Durch das Stiftsportal gelangen wir zum Stift, und machen Halt vor einem beeindruckenden vergoldeten Holzrelief, welches den Titel “die Sintflut” trägt. Der Vater des berühmten österreichischen Barockmalers Martin Johann Schmidt, auch bekannt unter dem Synonym Kremser Schmidt, hat es wie auch zahlreiche andere bedeutende Bildhauerarbeiten des Stifts, erschaffen. Absichtlich düster gehaltener Trakt versus durch Kuppeln hell erleuchteter, lichtdurchfluteter Haupttrakt. Die Intention des Bauherren wird hier augenscheinlich. Während der Goldjunge durch die Sitzbänke flitzt, widmen wir uns dem berühmten Gemälde der Heiligen Katharina, und erfahren, dass in einem der Glassärge der Heilige Augustinus seine letzte Ruhestätte fand.

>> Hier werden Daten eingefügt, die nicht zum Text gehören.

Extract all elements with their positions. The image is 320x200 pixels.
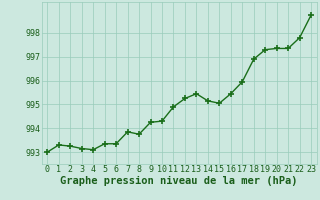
X-axis label: Graphe pression niveau de la mer (hPa): Graphe pression niveau de la mer (hPa) [60,176,298,186]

Auf geht’s zur Bildersuche! Das Fräulein ist drauf und dran, Bilder von Malereien im Kreuzgang und in der darunterliegenden Krypta und den steinernen Grabnischen wiederzufinden. Die interaktive Suche führt uns vorbei an einem besonders einprägsamen Altar im Kreuzgang, der an eines dieser Vintage Pop-up Bücher erinnert, und in Form einer dreidimensionalen Theaterkulisse erschaffen wurde.
Die Stiftsterrasse. Eine imposante Plattform, auf Fels gebaut, einst strategisch wichtiger Aussichtspunkt der damaligen Schifffahrt, erstreckt sich über dem Stiftsgarten. Ein Highlight für den fahrzeugaffinen Goldjungen, der seinen Kopf fasziniert nach vorbeifahrenden Schiffen streckt, und auch für uns, die all die Details an Fassade und Turm inspizieren, und dank der Kulturvermittlerin die geschichtliche Hintergrundinfo dazu erhalten. Ein vergoldetes Flammenherz prangt inmitten zweier Putten, und hier ragt auch das Wahrzeichen, der symbolträchtige Glockenturm mit seinen Obelisken empor.
“Das hat mir voll gut gefallen!” so das Fräulein, das mit einem Stifteetui in einer Hand, und in der anderen ein kleines Rätselheft fröhlich und beschwingt aus dem Stiftstrakt tänzelt. Ein Blick zum Goldjungen, der sich nach übertauchtem Mittagsschläfchen quietschvergnügt und voller Elan in die vorüberziehende Touristenmenge wirft, lässt mich schmunzeln. Das war heute ein Erlebnis für Groß und für Klein!